By 2009, the Dutch found that banning of antibiotic growth promoters had not reduced the total tonnage of antibiotics used in food animals. They then mandated for a 50 percent reduction in treatment use of antibiotics in food animals over three years.
On January 6 2012, the US Food & Drug Administration issued an order that prohibits certain uses of cephalosporin drugs in food-producing animals. This ban includes unapproved doses, frequencies and durations, i.e. off-label use.
The order also prohibits using cephalosporin drugs for disease prevention, but whether or not this will include the use of cephalosporin DCT remains uncertain.
Then on January 12 the German authorities published draft legislation to ‘reduce to an absolute minimum’ use of antibiotics in animals heading for slaughter into the food chain. The momentum to change the way that animal farming uses antibiotics is clearly gaining pace and scale.
This is happening in our international marketplaces and for our international competitors. The need for and extent of regulatory change in New Zealand is the responsibility of the New Zealand Food Safety Authority, but they generally follow international trends. It seems inevitable that antibiotic use in food-producing animals will become more restricted here as well.

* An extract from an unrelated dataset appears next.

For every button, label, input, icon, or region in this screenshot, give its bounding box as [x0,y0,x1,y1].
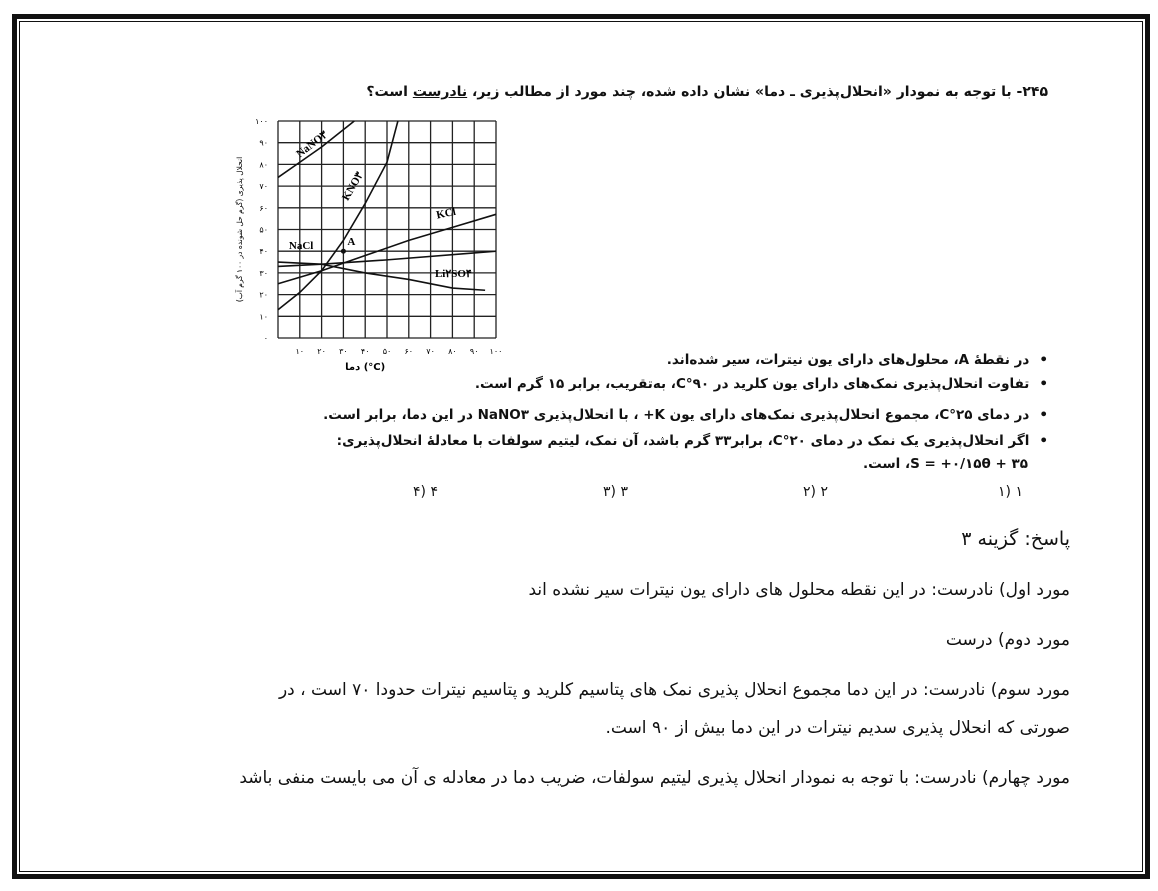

Dairy farmers will need to review their use of DCT as part of their annual animal health plan prepared with their veterinarian.
Fortunately, New Zealand research studies have allowed us to understand the value, limitations and alternatives to antibiotic DCT.
These learnings, along with significant international work, are being incorporated into the new DairyNZ SmartSAMM mastitis control programme being progressively released.
A review of the evidence on best ways to manage dry cow mastitis prevention will appear in the April 2012 issue of the DairyNZ Technical Series.
The future of mastitis management
- International marketplaces and international competitors are changing how their animal farmers use antibiotics
- Regulatory change in New Zealand is the responsibility of the New Zealand Food Safety Authority, which generally follow international trends
- It seems inevitable antibiotic use in food-producing animals will become more restricted here as well
- Dairy farmers will need to review their use of DCT as part of their annual animal health plan prepared with their veterinarian
- New Zealand research studies and international work is being incorporated into the new DairyNZ SmartSAMM mastitis control programme being progressively released.